Палаш в моей левой руке замер точно перед её носом, остриём в луну.
— Я правша, — спокойно объяснил я, — но и левой умею владеть…
Сандра крутнулась на пятках и метнулась прочь. Я ещё какое-то время пытался продолжать упражнение с клинком, потом засмеялся, плюнул, не поймал палаш ножнами, плюнул снова. Повернулся, пошёл к лагерю, чтобы хоть часок поспать — и нос к носу столкнулся с Танюшкой.
— Тань? — чуть удивился я, и её корда наискось прижалась к моей шее слева. Глаза у Танюшки были бешеные:
— Я тебе сейчас горло перережу, — тихо сказала он. — Что вы там обсуждали с этой ккккккккорррровой?! Быстро отвечай!
— Режь, — сказал я, чувствуя с каким-то непонятным наслаждением, как бритвенной остроты клинок надсекает самой своей тяжестью кожу, и щекочущая струйка крови тонко побежала по шее.
— Она уговаривала тебя остаться?!
— А? — до меня дошло, что Танюшка права. — Да, пожалуй…
— И?! — верхняя губа Танюшки приподнялась.
— Я согласился, — пожал я плечами. Глаза Танюшки полыхнули, и я на миг пережил свою смерть. Потом клинок откачнулся, и девчонка облегчённо вздохнула, проведя рукой по глазам:
— Издеваешься… Ой, я тебя порезала!
— Да, вот странно, правда? — иронично спросил я и напрягся: — Ого! — язычок Танюшки прошёлся по шее снизу вверх. — У тебя задатки вампира… Носферату, помнишь, нам рассказывали? — её язык крался выше, выше и оказался в углу моих губ. Требовательно отвердел. — Я думал, мне удастся поспать ещё хоть час… — голос у меня сорвался, потому что побоялся прикусить Танькин язык.

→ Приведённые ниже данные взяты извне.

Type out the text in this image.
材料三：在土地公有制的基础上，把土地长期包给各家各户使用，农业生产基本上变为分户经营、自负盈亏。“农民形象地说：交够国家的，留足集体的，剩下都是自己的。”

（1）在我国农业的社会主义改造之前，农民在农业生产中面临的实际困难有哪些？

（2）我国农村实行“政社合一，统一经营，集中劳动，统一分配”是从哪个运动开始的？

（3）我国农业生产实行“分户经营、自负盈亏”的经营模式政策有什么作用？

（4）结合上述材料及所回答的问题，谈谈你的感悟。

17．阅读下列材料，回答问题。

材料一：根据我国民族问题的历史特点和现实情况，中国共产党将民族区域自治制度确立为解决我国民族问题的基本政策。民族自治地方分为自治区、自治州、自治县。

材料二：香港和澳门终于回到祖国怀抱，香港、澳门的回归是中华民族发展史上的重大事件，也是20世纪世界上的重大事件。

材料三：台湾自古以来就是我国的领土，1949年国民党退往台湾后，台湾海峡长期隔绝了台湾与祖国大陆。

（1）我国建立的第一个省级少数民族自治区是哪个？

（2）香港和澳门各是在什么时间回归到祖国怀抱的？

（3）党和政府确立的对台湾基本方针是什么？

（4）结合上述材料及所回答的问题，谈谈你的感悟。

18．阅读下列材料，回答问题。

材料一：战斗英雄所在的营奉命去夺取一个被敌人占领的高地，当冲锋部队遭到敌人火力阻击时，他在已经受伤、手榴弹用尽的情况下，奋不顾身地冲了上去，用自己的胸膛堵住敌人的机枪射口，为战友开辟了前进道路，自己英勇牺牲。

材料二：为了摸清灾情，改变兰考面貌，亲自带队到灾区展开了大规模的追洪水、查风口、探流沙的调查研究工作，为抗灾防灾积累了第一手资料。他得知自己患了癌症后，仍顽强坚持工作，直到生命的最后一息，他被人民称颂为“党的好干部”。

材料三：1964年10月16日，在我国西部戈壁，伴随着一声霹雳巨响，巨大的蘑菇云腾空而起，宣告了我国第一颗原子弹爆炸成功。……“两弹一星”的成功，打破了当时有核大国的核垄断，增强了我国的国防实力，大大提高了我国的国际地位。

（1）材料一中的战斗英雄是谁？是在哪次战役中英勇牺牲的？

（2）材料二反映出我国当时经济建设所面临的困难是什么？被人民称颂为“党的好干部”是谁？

— Прости, — она отстранилась. — Я ревнивая дура… Это у меня с тех пор, как ты пропадал, а в небе светило чёрное солнце… как гаснущий уголёк… Я не могу потерять тебя, Олег… не хочу… не сейчас… не так…
Она задыхалась, и я увидел на её глазах настоящие слёзы.
— Что я без тебя, Таня? — тихо спросил я.
— Слышишь? — она улыбалась сквозь эти слёзы. — Наши поют… Значит всё правильно, да, Олег?
Со стороны лагеря неслось хоровое:
— Ничего на свете лучше нету,
Чем бродить друзьям по белу свету!
Тем, кто дружен, не страшны тревоги —
Нам любые дороги дороги!
Наш ковёр — цветочная поляна,
Наши стены — сосны-великаны,
Наша крыша — небо голубое,
Наше счастье — жить такой судьбою!..
А чуть подальше откликались по-английски ребята Нэда:
— Если ты и смел
и честен —
Руку, друг, тебе мы
подаём.
Встанем, как один —
все вместе!
Будь уверен в нас —
не подведём!
Нам, дружище, пора
В бой — во имя добра!
Знай — повсюду друзья с тобой!
Смелее в бой!..
— Значит, всё правильно, Тань, — отозвался я, увлекая её на колющий кожу острый прибрежный кустарник, хрустко промявшийся под нашими телами…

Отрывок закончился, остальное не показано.